Cláudia Sabbag Ozawa Galindo

Resumo


A oralidade da literatura medieval é inquestionável, e a atestam os denominados “índices de oralidade”, isto é, pistas sobre o momento da enunciação e o processo diacrônico de existência e transmissão do texto poético, indícios presentes nos textos que revelam uma tendência da manifestação oral da poesia, ou seja, sua concretização pública verbal, em performances atualizantes. Dessa forma, até por volta de 1400, em todo o Ocidente, a escritura pouco influenciava o comportamento ou o pensamento dos poetas e as expectativas do público, na sua maioria analfabeta. Somente no século XIX os efeitos da escrita seriam seriamente percebidos, com a obrigatoriedade do ensino e o impresso como escritura de massa, acentuando e enfraquecendo as últimas tradições orais.
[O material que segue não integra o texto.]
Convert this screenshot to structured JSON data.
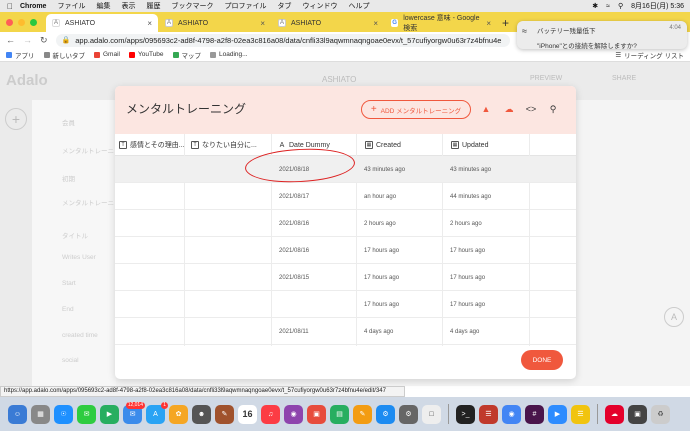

No entanto, a palavra falada subsiste e já no Renascimento vários textos foram musicados “sem dúvida alguma, devido à lembrança longínqua de que a poesia, originalmente, foi voz; em virtude dessa nostalgia da voz que está desperta na própria essência da poesia” (ZUMTHOR, 2005, p. 74). Mas foi com o Simbolismo, no fim do século XIX, que Baudelaire procurou fazer com que as palavras tivessem “um valor essencialmente musical” e que fossem “capazes de evocar as mais diversas sensações” (GOMES, 1994, p. 5-7). No século XX, uma forte tendência de fazer reintervir a voz na mensagem poética se impõe decisiva, a “poesia sonora”. E isso não somente ao oralizar a poesia, mas ao cantá-la. Foi quando, no Brasil, “toda uma geração de bons poetas escolhe a música popular e não o livro como canal de comunicação”. Desta forma é que se constitui, por incrível que pareça, uma relativa crise nas formas escritas de expressão. E este impasse, diante da onipresença midiática, resgatou de maneira decisiva a importância incondicional da oralidade democrática, especialmente na veiculação de manifestações poéticas, através da música.